Jan. 23–A new kind of Marriott Hotel is coming to downtown St. Paul.

A Marriott Tribute — Marriott International's upscale boutique urban hotel brand — will move into the Park Square building overlooking Mears Park, sharing space with Public Kitchen and Bar, the Handsome Hog and the Lowertown Event Center.

Building owner Jim Crockarell said construction of the 127-unit boutique hotel would begin in June, with rooms potentially opening to the public by December 2019. The hotel will fill space vacated by a long-time tenant, the Minnesota Housing Finance Agency, which recently relocated into Treasure Island Center, the former Macy's department store building on Wabasha Street.

"Currently, we have three restaurants in the building, and those three restaurants will stay," Crockarell said. "The Lowertown Event Center will stay, but we are planning to have (additional) hotel event space on the main level of the building overlooking Mears Park."

Downtown St. Paul has long been seen as underserved by the hotel industry, but a recent hotel boom has added hundreds of rooms in quick succession. Facing Lowertown, a 149-room Hyatt Place opened in late 2016 in a former U.S. Post Office tower on Kellogg Boulevard. A Hampton Inn and Suites opened around the same time on West Seventh Street near the Xcel Energy Center.

More rooms will be added downtown when an extended-stay hotel opens in the city's first fire station at Grand Avenue and Leech Street, near United Hospital. Also in recent years, the Crowne Plaza underwent an upgrade and a name change to the InterContinental.
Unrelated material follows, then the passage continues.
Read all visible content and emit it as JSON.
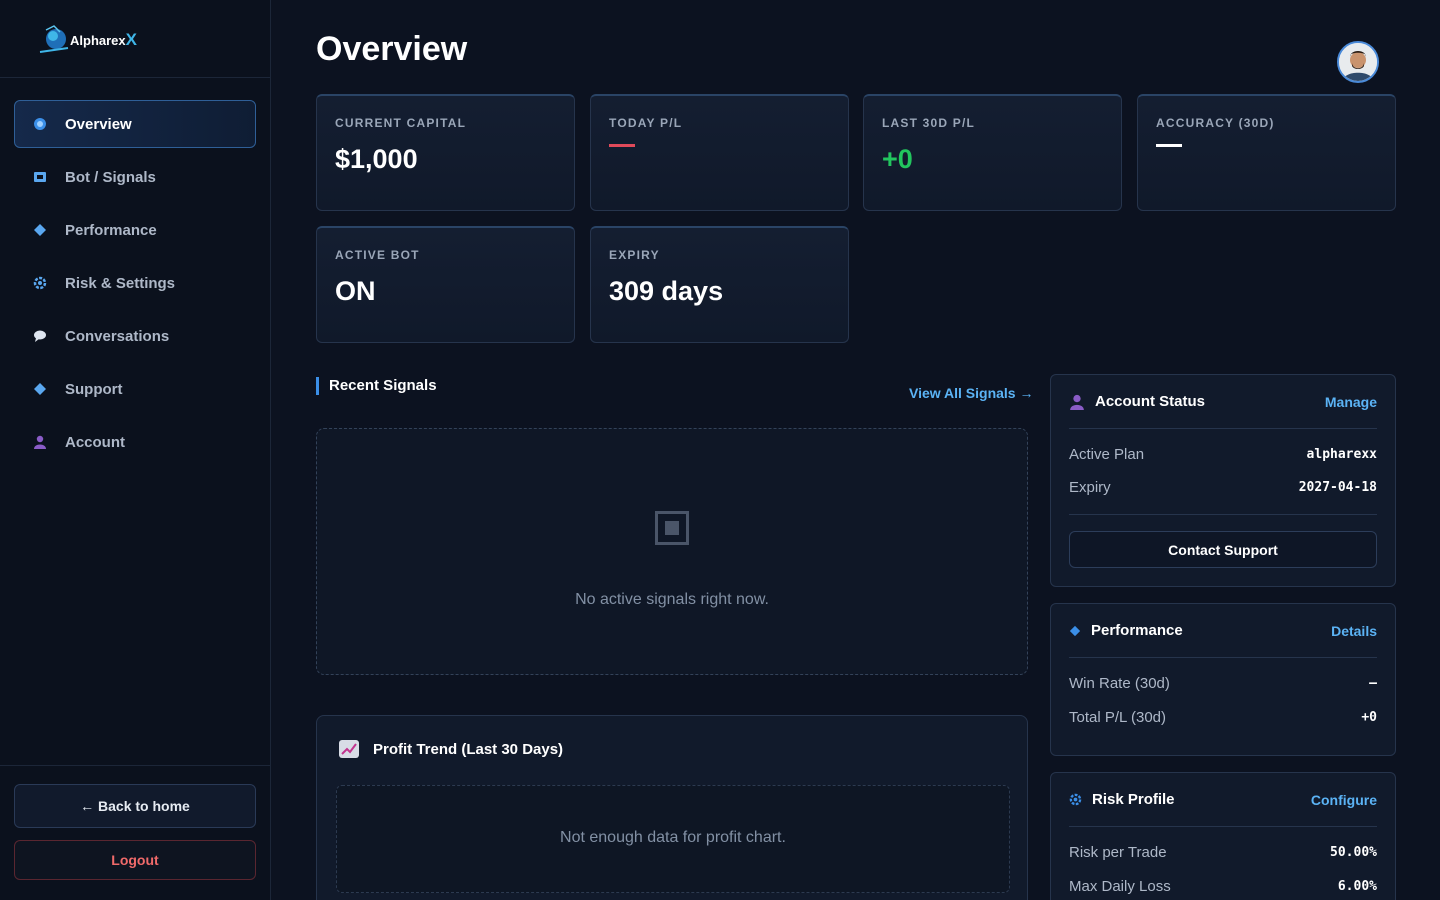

Crockarell said his new hotel will nevertheless fill a void in one of the most underserved corners of downtown.

"Most all the rooms will be overlooking Mears Park," Crockarell said. "There's very little hotel activity in Lowertown itself. Mears Park, I consider to be the wedding-event capital of the Twin Cities. … It'll be right in the heart of all the downtown office space. We'll be able to offer very competitive room rates because we'll own the hotel as well as the building itself."

Originally known as the Noyes Brothers and Cutler Building, the Park Square building at Sixth and Sibley streets served as a pharmacy importer's warehouse and drug-mixing laboratory when it opened in 1886. In the 1970s, Minnesota Public Radio broadcast "A Prairie Home Companion" on the second floor until it outgrew the space.

In May 2017, Marriott International said it had opened 20 Tribute hotels around the world, with 12 more in the pipeline. Often located in historic properties, the urban hotels are targeted to "travelers who take pride in their individuality," according to company materials, and offer "engaging design and public spaces" as well as "hotel experiences that reflect the community and champion the indie-spirit."